MYSTERIOUS DISAPPEARANCE

ship

St Ann cruise ship worker missing after turning out woman

Family and friends of 53-year-old Dennis Buckley are worried sick but holding onto hope that the cruise ship worker who disappeared seven weeks ago will be found alive. Buckley, who worked has worked for the last several years as a labourer on cruise ships, was last seen in his community of???, Runaway Bay, St Ann on June 9. He had a recent relationship but turned out the woman the weekend before he went missing. Mr Biuckley’s elder brother David travelled to the island recently and is leaving Tuesday after not being able to get much information about what has happened to his brother. David Buckley says his family members are worried and they have been unable to tell their mother, who is in her 90s, that Dennis has been missing. He says though his mother doesn’t know what has happened she is concerned as Dennis Buckley used to call her regularly. Mr Buckley says there has been no break in at the house, nothing was amiss and as far as he was concerned there appeared to be no foul play. It was he who informed the police, Wednesday July 16, that his brother was missing.
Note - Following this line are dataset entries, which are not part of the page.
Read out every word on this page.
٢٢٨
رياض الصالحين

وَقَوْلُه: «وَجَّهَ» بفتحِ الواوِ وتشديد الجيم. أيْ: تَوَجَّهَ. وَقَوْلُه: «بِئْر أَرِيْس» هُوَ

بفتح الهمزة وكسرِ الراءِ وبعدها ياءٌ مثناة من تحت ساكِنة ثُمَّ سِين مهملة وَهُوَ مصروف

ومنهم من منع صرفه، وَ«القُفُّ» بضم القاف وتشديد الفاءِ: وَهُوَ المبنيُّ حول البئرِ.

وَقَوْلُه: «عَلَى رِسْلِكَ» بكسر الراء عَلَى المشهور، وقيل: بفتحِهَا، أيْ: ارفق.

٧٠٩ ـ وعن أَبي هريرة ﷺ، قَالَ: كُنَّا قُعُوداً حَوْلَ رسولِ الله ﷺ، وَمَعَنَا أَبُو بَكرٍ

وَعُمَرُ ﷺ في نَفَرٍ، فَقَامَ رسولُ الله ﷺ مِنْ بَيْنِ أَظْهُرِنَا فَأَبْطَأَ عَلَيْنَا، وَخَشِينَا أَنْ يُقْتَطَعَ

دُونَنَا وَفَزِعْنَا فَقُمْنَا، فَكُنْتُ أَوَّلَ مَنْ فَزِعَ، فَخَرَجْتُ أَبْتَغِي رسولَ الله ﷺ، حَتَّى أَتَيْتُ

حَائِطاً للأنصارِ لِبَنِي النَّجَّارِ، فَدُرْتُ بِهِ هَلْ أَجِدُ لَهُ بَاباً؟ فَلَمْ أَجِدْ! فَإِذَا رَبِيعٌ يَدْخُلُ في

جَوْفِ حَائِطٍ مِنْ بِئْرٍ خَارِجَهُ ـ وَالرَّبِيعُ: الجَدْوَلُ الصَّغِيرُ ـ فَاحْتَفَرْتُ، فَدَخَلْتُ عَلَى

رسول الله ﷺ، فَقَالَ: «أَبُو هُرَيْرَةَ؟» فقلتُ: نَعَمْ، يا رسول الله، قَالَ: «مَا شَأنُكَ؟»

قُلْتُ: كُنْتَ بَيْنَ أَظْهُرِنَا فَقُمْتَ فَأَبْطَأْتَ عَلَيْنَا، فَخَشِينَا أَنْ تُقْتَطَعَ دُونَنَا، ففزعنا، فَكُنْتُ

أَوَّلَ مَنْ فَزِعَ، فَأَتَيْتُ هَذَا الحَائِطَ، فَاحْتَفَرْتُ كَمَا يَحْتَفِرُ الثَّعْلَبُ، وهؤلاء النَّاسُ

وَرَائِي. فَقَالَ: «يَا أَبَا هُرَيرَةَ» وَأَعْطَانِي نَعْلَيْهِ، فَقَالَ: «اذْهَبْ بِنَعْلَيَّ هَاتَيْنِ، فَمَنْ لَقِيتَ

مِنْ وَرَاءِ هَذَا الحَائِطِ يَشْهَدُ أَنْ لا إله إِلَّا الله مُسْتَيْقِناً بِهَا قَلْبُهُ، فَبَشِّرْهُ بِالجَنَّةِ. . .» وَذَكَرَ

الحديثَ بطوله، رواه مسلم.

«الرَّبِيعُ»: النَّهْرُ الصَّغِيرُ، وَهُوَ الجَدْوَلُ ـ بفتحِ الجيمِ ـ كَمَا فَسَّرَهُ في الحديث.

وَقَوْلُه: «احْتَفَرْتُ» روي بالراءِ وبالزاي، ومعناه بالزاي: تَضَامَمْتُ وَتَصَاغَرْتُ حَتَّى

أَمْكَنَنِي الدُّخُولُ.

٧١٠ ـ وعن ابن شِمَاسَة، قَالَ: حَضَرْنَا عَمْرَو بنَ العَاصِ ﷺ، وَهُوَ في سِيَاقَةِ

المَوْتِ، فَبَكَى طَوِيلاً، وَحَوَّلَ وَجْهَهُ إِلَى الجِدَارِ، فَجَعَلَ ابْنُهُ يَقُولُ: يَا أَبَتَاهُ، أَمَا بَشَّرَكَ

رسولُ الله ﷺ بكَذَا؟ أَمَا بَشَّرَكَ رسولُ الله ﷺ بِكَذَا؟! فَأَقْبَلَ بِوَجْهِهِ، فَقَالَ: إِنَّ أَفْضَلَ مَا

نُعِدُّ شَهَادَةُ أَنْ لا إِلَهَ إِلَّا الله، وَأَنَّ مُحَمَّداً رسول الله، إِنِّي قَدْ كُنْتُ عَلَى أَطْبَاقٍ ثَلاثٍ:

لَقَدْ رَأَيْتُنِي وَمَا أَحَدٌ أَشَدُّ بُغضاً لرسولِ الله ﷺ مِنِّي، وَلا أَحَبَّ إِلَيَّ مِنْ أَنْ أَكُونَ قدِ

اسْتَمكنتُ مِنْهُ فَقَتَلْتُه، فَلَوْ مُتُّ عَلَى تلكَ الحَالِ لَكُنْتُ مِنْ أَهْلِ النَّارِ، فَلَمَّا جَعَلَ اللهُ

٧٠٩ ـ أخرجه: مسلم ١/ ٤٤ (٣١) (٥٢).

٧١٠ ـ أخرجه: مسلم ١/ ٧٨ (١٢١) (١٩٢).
Police did not issue the missing person report until more than a week later, Saturday, July 26. (See police report) That’s after Buckley went to the senior superintendent of police for the parish, Yvonne Martin-Daley to complain about delays in getting the information out, with a picture he had supplied.

NEAR TO COPS

He expressed concern to the North Coast Times that although Dennis Buckley’s house was less than 200 yards away, the police had not gone there to investigate. He said he had maintained the house as it was, even leaving his brother’s unfinished dinner, found covered on the table, as he had seen it. He said the back door to the house was found opened and nothing appeared missing. A small pouch Buckley carried was untouched; his phone was still in the house as was cash. David Buckley said he had made checks on the phone and realized that his brother repeatedly had called one number, that of a woman he was seeing. However, he said when he had checked the woman’s family in a nearby community her father told him she had migrated recently. He said he was going to hand over his information to police but had been discouraged because of their approach. Also, he said, he had information his brother had gone to an ATM machine, Tuesday, the day after he was last seen. He said he had gone to the Runaway Bay police station several times, asking them to formally seek the bank re cords and ATM footage but they had not done so. Meantime, investigations by the North Coast Times revealed that Dennis Buckley had left a woman friend in his three-bedroom home but when he returned to Jamaica in May, some six months after, he found several people said to be the woman’s friends and family in the house. Dennis Buckley reportedly ordered them to leave. The woman was seen leaving the house with her belongings in a van Sunday, June 8. Buckley was seen the following day but not since. Buckley is said to be a “secretive person” and that’s partly why his initial disappearance did not raise an alarm. However when his employers visited his home and asked about his whereabouts, a friend Lenworth Green contacted Buckley family overseas. “He is sort of quiet and don’t talk a lot,” said Mr Green who is a friend of several years. David Buckley said his brother had some mental issues and at one time did wander away. However, they now doubt he just wandered off and are asking help in finding Dennis Buckley.